History

United States
- Name: USS Trilby
- Namesake: Previous name retained (for Trilby O'Ferrall, the heroine of the 1894 novel Trilby by George du Maurier (1834–1896))
- Acquired: 29 June 1917
- Commissioned: Possibly 13 July 1917
- Decommissioned: Possibly November 1917
- Fate: Returned to owner 5 July 1918
- Notes: Operated as private motorboat Trilby until 1917 and from 1918

General characteristics
- Type: Patrol vessel
- Length: 37 ft (11 m)
- Beam: 7 ft 8 in (2.34 m)
- Draft: 3 ft 0 in (0.91 m) forward
- Complement: 4
- Armament: 1 × machine gun

= USS Trilby =

Patrol vessel of the United States Navy

USS Trilby (SP-673) was a United States Navy patrol vessel in commission during 1917.

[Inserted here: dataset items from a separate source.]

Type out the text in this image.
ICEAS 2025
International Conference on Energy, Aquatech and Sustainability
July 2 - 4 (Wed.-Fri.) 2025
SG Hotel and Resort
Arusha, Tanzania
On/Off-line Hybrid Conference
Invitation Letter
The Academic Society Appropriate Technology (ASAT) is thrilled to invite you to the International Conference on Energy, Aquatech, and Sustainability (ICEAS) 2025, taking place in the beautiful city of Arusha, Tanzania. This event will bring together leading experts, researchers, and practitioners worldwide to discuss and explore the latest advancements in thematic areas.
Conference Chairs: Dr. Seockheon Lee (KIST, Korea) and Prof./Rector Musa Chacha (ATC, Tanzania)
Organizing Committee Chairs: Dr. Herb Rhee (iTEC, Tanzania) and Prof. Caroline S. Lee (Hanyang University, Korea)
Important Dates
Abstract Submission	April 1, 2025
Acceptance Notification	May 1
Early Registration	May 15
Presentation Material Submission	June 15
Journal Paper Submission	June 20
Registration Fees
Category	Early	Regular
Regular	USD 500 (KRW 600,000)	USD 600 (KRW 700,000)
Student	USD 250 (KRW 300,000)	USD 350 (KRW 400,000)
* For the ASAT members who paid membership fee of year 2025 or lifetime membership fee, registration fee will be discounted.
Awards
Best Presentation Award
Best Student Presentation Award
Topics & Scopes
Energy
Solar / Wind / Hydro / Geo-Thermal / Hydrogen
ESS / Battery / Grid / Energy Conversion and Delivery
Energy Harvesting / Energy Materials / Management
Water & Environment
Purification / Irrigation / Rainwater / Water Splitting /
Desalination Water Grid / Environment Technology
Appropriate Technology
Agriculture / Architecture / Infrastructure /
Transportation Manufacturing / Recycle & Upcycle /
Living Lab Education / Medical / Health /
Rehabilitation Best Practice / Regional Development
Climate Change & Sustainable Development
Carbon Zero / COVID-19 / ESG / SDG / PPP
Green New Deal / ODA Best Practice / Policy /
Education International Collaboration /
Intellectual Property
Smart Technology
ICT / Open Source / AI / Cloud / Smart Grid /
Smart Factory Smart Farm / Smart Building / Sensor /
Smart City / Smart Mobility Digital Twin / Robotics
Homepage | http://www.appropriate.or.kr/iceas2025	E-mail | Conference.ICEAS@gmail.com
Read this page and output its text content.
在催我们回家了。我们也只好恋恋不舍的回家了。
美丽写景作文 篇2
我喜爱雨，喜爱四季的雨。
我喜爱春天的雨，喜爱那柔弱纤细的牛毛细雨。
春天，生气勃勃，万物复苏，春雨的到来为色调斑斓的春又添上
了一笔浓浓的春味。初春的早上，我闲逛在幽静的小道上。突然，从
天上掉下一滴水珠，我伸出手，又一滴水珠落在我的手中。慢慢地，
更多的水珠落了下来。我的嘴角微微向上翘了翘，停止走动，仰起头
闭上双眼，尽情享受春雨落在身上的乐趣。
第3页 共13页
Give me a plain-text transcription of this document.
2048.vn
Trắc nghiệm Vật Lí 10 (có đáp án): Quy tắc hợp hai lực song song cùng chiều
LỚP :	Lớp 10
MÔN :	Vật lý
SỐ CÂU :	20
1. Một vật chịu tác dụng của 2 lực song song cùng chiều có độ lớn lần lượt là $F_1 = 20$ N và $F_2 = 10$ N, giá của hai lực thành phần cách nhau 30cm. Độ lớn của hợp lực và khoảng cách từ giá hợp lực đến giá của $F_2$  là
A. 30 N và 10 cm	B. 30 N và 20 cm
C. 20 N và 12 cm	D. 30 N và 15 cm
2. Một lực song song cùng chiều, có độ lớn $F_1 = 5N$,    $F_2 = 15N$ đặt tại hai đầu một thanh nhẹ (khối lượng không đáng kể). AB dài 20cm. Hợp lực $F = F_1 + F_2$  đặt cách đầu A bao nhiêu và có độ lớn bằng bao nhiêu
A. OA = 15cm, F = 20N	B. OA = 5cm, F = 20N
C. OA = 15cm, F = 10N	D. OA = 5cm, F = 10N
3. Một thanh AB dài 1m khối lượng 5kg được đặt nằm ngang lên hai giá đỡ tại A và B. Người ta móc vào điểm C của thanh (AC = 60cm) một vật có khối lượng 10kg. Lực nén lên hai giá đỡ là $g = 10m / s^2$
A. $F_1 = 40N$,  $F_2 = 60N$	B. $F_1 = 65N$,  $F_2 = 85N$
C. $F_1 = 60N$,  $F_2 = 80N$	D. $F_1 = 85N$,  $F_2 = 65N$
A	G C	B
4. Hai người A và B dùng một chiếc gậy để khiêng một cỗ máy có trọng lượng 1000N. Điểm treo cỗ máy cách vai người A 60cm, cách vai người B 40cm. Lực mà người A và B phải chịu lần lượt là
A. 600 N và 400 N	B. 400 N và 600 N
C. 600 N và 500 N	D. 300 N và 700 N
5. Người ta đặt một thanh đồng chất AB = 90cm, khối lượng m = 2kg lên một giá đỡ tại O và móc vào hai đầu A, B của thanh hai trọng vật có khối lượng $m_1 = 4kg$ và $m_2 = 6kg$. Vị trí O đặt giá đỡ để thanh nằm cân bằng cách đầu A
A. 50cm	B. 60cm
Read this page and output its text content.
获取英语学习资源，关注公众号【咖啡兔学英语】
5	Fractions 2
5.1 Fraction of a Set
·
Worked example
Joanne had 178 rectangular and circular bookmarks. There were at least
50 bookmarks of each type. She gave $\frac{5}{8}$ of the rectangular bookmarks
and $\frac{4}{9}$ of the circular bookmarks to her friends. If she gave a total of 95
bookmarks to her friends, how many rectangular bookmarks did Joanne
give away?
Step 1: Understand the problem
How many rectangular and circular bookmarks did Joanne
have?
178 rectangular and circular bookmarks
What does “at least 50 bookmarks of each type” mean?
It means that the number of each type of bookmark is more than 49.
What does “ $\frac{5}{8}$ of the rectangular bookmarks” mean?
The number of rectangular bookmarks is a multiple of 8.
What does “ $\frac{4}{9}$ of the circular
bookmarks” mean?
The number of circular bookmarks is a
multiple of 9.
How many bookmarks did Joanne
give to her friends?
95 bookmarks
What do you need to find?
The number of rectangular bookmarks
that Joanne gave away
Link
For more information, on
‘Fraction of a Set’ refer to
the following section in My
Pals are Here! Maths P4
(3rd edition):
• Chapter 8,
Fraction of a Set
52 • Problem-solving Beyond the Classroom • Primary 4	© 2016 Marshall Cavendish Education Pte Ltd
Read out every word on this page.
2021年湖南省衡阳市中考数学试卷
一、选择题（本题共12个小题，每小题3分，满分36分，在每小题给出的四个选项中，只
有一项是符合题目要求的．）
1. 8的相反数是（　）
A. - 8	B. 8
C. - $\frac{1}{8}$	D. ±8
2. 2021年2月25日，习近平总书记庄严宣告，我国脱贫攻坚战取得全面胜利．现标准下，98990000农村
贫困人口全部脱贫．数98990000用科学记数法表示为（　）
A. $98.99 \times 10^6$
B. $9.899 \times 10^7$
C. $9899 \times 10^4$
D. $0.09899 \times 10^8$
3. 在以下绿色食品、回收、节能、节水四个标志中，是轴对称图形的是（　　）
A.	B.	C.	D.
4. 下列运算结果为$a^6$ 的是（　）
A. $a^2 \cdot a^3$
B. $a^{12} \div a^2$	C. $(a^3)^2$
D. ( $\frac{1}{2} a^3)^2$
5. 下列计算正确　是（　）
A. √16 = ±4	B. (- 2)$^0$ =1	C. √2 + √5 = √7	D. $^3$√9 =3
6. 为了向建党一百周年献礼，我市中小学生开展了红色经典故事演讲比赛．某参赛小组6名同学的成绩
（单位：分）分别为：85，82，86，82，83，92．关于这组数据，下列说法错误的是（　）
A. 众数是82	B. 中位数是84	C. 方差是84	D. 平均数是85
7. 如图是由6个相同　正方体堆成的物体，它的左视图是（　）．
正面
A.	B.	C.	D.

Trilby was built as a private wooden-hulled motorboat of the same name. On 29 June 1917, the U.S. Navy acquired her from her owner, Carl E. Milliken (1877–1961), the Governor of Maine (1917–1921), for use as a section patrol boat during World War I. She received the section patrol number SP-673 on 13 July 1917 and was commissioned as USS Trilby (SP-673).

Assigned to the 1st Naval District in northern New England, Trilby conducted patrols in the harbor at Bath, Maine, beginning on 11 August 1917. She soon was declared unfit for naval use; no records exist documenting Tilbys naval service beyond 11 November 1917.

Trilby was returned to Governor Milliken on 5 July 1918.